We can only speculate as to why the authors in [4] have chosen the wrong space group $P\overline{1}$ despite the enantiopure synthesis. The most probable reason is the use of automatic software packages for X-ray crystal structure determination. They are available as components of automated diffractometers or as stand-alone programs, and their purpose is to simplify routine tasks, also for the non-specialist. Traditionally, the first step of the structure analysis is the determination of the space group. This is based on systematic absences. In the case of ambiguities and in the triclinic crystal system without systematic absences, statistical methods for the intensity distributions can be applied. Both the $|E^2-1|$ and the $N\left(Z\right)$ statistics strongly indicate a centrosymmetric space group (Figures S11 and S12 in the Supplementary Materials). Consequently, space group routines in PLATON [8] or in the XPREP software [30] will give the highest probability to space group $P\overline{1}$. (Both programs only give a proposal for the space group, and the user needs to decide. The XPREP software has the possibility to restrict the search to Sohncke space groups.) A more modern approach is to solve the phase problem with dual-space methods in space group $P1$ without symmetry information. The space group is then determined from the results.
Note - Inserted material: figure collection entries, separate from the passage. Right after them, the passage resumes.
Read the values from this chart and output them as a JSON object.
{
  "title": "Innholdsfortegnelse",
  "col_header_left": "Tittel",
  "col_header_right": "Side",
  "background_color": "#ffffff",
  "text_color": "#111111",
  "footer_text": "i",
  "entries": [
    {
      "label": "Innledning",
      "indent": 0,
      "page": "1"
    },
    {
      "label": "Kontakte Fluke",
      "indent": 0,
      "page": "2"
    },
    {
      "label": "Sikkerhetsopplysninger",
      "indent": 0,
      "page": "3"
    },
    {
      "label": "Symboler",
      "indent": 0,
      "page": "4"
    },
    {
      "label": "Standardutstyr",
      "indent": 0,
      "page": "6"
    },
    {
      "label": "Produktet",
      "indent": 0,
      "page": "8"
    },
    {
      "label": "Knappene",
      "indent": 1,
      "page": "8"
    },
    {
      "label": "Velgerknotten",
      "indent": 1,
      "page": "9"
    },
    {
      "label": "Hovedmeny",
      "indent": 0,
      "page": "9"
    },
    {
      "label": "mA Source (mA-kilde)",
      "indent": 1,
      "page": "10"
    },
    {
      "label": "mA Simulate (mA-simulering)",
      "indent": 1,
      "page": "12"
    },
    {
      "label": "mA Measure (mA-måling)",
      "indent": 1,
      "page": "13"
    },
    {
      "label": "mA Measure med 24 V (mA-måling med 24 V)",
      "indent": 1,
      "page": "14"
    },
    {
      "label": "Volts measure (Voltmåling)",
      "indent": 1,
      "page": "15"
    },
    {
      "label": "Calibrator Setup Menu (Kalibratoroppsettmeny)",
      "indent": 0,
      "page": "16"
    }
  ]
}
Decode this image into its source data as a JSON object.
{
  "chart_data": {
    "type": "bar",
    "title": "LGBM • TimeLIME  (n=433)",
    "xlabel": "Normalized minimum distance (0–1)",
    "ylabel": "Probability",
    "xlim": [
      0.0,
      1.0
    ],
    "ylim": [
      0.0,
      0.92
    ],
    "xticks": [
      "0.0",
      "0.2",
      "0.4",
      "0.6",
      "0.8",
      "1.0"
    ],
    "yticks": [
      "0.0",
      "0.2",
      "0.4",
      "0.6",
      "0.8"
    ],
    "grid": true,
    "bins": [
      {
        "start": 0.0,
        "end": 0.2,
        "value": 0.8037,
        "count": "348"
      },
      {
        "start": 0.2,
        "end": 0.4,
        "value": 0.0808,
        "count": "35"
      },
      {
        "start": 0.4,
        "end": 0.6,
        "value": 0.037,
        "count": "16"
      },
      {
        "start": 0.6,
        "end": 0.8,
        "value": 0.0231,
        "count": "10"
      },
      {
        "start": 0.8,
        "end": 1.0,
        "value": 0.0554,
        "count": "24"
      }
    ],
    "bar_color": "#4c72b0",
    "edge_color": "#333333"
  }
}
The module Flip in PLATON [8] is an implementation of the charge flipping algorithm [31]. PLATON assigns atoms to the structure solution and then uses ADDSYM to find the space group. The automatic result is $P\overline{1}$. Another implementation of the charge flipping method is in the SUPERFLIP software [32]. Here, the symmetry is derived from the electron density and gives symmetry agreement factors for 1a and 1b, indicating a very good agreement with $P\overline{1}$. (The manual of SUPERFLIP has an explicit warning that it is impossible to determine the correct agreement factor for all situations automatically.) The intrinsic phasing approach in SHELXT [33] solves the phase problem by dual-space iterations. The space group is then determined from the phase relationships of the structure factors. Table S4 in the Supplementary Materials gives the output of SHELXT with acceptable agreement factors for both space groups $P1$ and $P\overline{1}$. It is then the decision of the user if the quality difference is significant enough to choose the lower symmetry.

4. Conclusions

In this study, the compound $\left[Zn\left(Nal\right){\left(DACH\right)}_2\right]Cl$ has been re-synthesized and the identity with structure AYAT from [4] has been proven. The wrong space group of $P\overline{1}$ for AYAT has been changed to the correct space group $P1$ for 1a and 1b. The latter is a Sohncke space group and thus compatible with the enantiopure starting material. With this correction, the originally severely disordered structure in AYAT becomes well ordered in 1a and 1b. This allows a detailed analysis of intra- and intermolecular geometries of the metal complex. The crystal structures 1a and 1b contain one-dimensional solvent channels for which an appropriate disorder model was found. The current report is a warning to remain critical when automatic crystallographic software is used. Software authors invest a lot of effort, but the final responsibility is with the program users. The training of chemists in this respect is essential [34]. This report is also a reminder to reviewers and journal editors that the space group choice is not a minor side issue but essential for the correct structure description.